Safe Harbor for Rental Real Estate Under Section 199A

Julie K. Kelly

Sussman Shank LLP

On September 24, 2019, the IRS clarified the uncertainty surrounding the qualification of a rental real estate enterprise as a trade or business for purposes of section 199A of the Tax Cuts and Jobs Act (“section 199A”).  Revenue Procedure 2019-38 (“Rev. Proc. 2019-38”) establishes a safe harbor under which a taxpayer operating a domestic rental real estate business may take advantage of the section 199A deduction of qualified business income (“QBI”).  Specifically, a business operated by an individual taxpayer or a relevant pass-through entity (“RPE”) may deduct up to 20 percent of its QBI; RPEs include sole proprietorships, partnerships, and S corporations.

Rev. Proc. 2019-38 defines a rental real estate enterprise (“RE enterprise”) as “an interest in real property held for the production of rents.”  The interest must be held by the taxpayer or the RPE (collectively referred to herein as “taxpayer”) directly or via an entity disregarded for tax purposes.  In addition, the taxpayer must meet the following requirements:

Real Estate Categories.  For purposes of the safe harbor, there are two real estate categories — commercial and residential.  The taxpayer may characterize each property interest as a separate RE enterprise or, in the alternative, treat all interests in commercial property as a single RE enterprise and all interests in residential property as a single RE enterprise.  To the extent a particular property is used for both commercial and residential purposes, such property may be characterized as a single RE enterprise or split into separate interests for reporting purposes. Once a single RE enterprise is established for multiple properties within the same category, the taxpayer must continue to characterize all such properties as a single RE enterprise in future years, including properties acquired after the year in which the single RE enterprise is established.

Rental Services.  250 hours of rental services must be performed annually for RE enterprises that have been operating for less than four years.  RE enterprises that have been operating for more than four years only need to provide evidence that the annual 250-hour requirement was satisfied for at least three of the last five consecutive tax years.  Rental services may be performed by owners, employees, agents, or independent contractors.  Qualifying rental services include advertising, negotiating lease agreements, due diligence of tenant applications, rent collection, maintenance and repairs, and supervision of employees and independent contractors.  Investment and financial analysis activities do not qualify as “rental services” for purposes of the safe harbor, nor do hours traveling to and from the rental properties.

Statement of Reliance on Safe Harbor.  Finally, the taxpayer must attach a statement to the applicable return detailing its reliance on the safe harbor.  This is an annual requirement, so the statement must be attached to each return under which the taxpayer elects to rely on the safe harbor.  In addition to a representation that the requirements of Rev. Proc. 2019-38 have been met, the attachment must contain (1) a description of each real property included in each of the taxpayer’s RE enterprises and (2) a summary of the newly acquired properties and properties disposed of during the tax year for which the return is being filed.

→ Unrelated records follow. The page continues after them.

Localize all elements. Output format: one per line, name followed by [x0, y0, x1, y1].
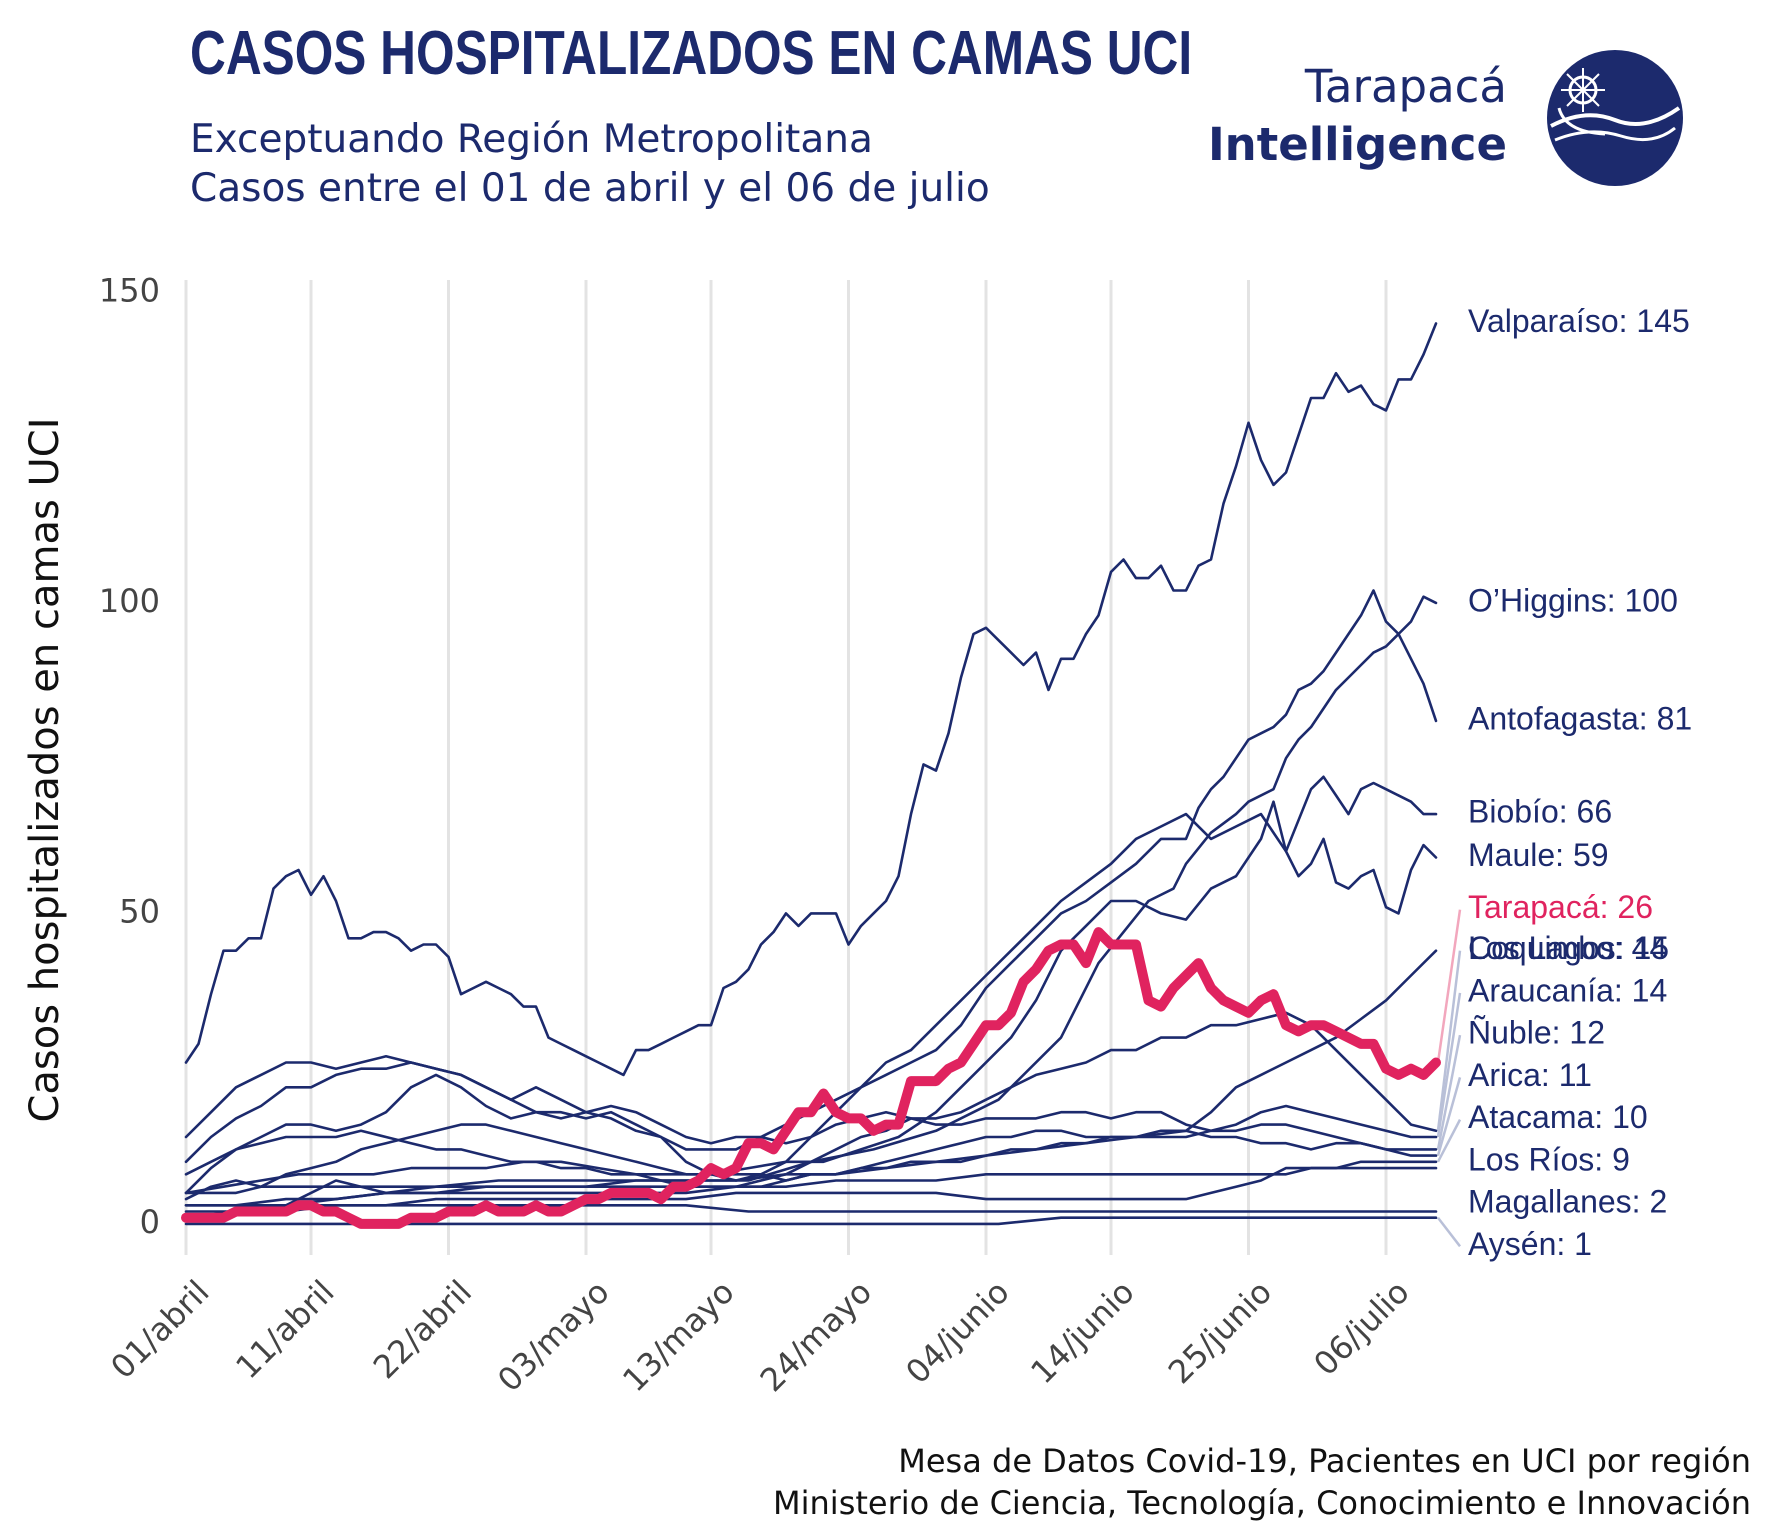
x-tick-label: 22/abril [366, 1273, 479, 1386]
series-end-label: Ñuble: 12 [1468, 1015, 1605, 1051]
y-tick-label: 150 [99, 271, 160, 309]
label-connector [1436, 1119, 1462, 1163]
series-line-valparaíso [184, 322, 1438, 1077]
y-axis-label: Casos hospitalizados en camas UCI [22, 417, 68, 1122]
series-end-label: O’Higgins: 100 [1468, 582, 1678, 618]
label-connector [1436, 1034, 1462, 1150]
series-end-label: Tarapacá: 26 [1468, 889, 1653, 925]
logo-text-line1: Tarapacá [1304, 60, 1507, 113]
series-end-label: Antofagasta: 81 [1468, 700, 1692, 736]
x-tick-label: 04/junio [898, 1273, 1016, 1391]
source-caption-line1: Mesa de Datos Covid-19, Pacientes en UCI… [898, 1442, 1751, 1480]
series-line-magallanes [184, 1204, 1438, 1213]
y-tick-label: 50 [119, 892, 160, 930]
label-connector [1437, 1216, 1461, 1248]
x-tick-label: 14/junio [1023, 1273, 1141, 1391]
series-end-label: Valparaíso: 145 [1468, 303, 1690, 339]
series-end-label: Coquimbo: 44 [1468, 930, 1667, 966]
series-line-tarapacá [181, 927, 1441, 1229]
x-tick-label: 24/mayo [753, 1273, 879, 1399]
series-line-arica [184, 1123, 1438, 1188]
vertical-grid [184, 280, 1388, 1255]
x-tick-label: 06/julio [1306, 1273, 1416, 1383]
x-tick-label: 11/abril [228, 1273, 341, 1386]
globe-emblem-icon [1547, 50, 1683, 186]
x-tick-label: 01/abril [103, 1273, 216, 1386]
series-end-labels: Valparaíso: 145 O’Higgins: 100 Antofagasta… [1468, 303, 1692, 1262]
chart-subtitle-line1: Exceptuando Región Metropolitana [190, 117, 873, 162]
y-tick-label: 0 [140, 1203, 160, 1241]
label-connector [1436, 1077, 1462, 1156]
series-end-label: Atacama: 10 [1468, 1099, 1648, 1135]
source-caption-line2: Ministerio de Ciencia, Tecnología, Conoc… [773, 1484, 1751, 1522]
chart-title: CASOS HOSPITALIZADOS EN CAMAS UCI [190, 19, 1193, 88]
series-line-o-higgins [184, 595, 1438, 1195]
series-end-label: Araucanía: 14 [1468, 972, 1667, 1008]
series-line-biobío [184, 775, 1438, 1182]
series-end-label: Aysén: 1 [1468, 1226, 1592, 1262]
tarapaca-intelligence-logo: Tarapacá Intelligence [1208, 40, 1725, 200]
label-connector [1436, 950, 1462, 1131]
chart-subtitle-line2: Casos entre el 01 de abril y el 06 de ju… [190, 166, 990, 211]
y-axis-ticks: 0 50 100 150 [99, 271, 160, 1241]
series-lines [181, 322, 1441, 1229]
label-connectors [1436, 909, 1462, 1248]
y-tick-label: 100 [99, 582, 160, 620]
x-tick-label: 13/mayo [615, 1273, 741, 1399]
series-line-araucanía [184, 1073, 1438, 1195]
label-connector [1436, 909, 1462, 1063]
series-line-los-lagos [184, 1011, 1438, 1219]
series-end-label: Los Lagos: 15 [1468, 930, 1669, 966]
series-end-label: Biobío: 66 [1468, 794, 1612, 830]
series-end-label: Arica: 11 [1468, 1057, 1592, 1093]
x-tick-label: 25/junio [1161, 1273, 1279, 1391]
logo-text-line2: Intelligence [1207, 118, 1507, 171]
series-end-label: Maule: 59 [1468, 837, 1609, 873]
series-line-los-ríos [184, 1166, 1438, 1219]
label-connector [1436, 992, 1462, 1138]
x-tick-label: 03/mayo [490, 1273, 616, 1399]
series-line-maule [184, 800, 1438, 1195]
series-end-label: Los Ríos: 9 [1468, 1141, 1630, 1177]
series-end-label: Magallanes: 2 [1468, 1184, 1667, 1220]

Disqualifying Factors.  Not surprisingly, any real property used by the taxpayer (or an owner or a beneficiary of the RPE) as a personal residence will not qualify for the safe harbor, nor will leased property governed by a triple net lease.  Also excluded is real estate leased to a trade or business of the taxpayer (including a commonly controlled RPE) and real estate in which any portion of the interest is treated as a specified service trade or business (“SSTB”).  An interest will be characterized as a SSTB if the property (1) is leased to a business performing services in the industries of health, law, accounting, actuarial science, performing arts, consulting, athletics, financial services, investing and investment management, and trading; and (2) 50 percent or more of such service business is commonly owned with the RE enterprise.[1]

Rev. Proc. 2019-38 applies to tax year 2018, so an amended return may be filed.   The Tax Cuts and Jobs Act is scheduled to sunset in 2026.  Thus, absent additional congressional action, the final year taxpayers can rely on the safe harbor is 2025.  It is important to note that even if a taxpayer fails to satisfy the safe harbor requirements, it may nevertheless rely on the definition of “trade or business” under Treasury Regulation section 1.199A-1(b)(14)[2] to claim the deduction.

[1] § 1.199A-5(c)(2)

[2] Treasury Regulation section 1.199A-1(b)(14) defines trade or business as a trade or business under section 162 other than the trade or business of performing services as an employee.  IRC section 162(a), however, fails to define trade or business.  Rather, it allows a deduction of “all the ordinary and necessary expenses paid or incurred during the taxable year in carrying on any trade or business.”  Presumably, the regulations for 199A direct us to section 162(c) case law for determining whether an activity qualifies as a trade or business. “[W]hether the activities of a taxpayer are ‘carrying on a business’ requires an examination of the facts in each case.” Higgins v. Commissioner, 312 U.S. 212, 217 (1941); see also Commissioner v. Groetzinger, 480 U.S. 23 (1987) (establishing two definitional requirements: first, there must be an intent to make a profit; and second, the business must necessitate regular, continuous activity.)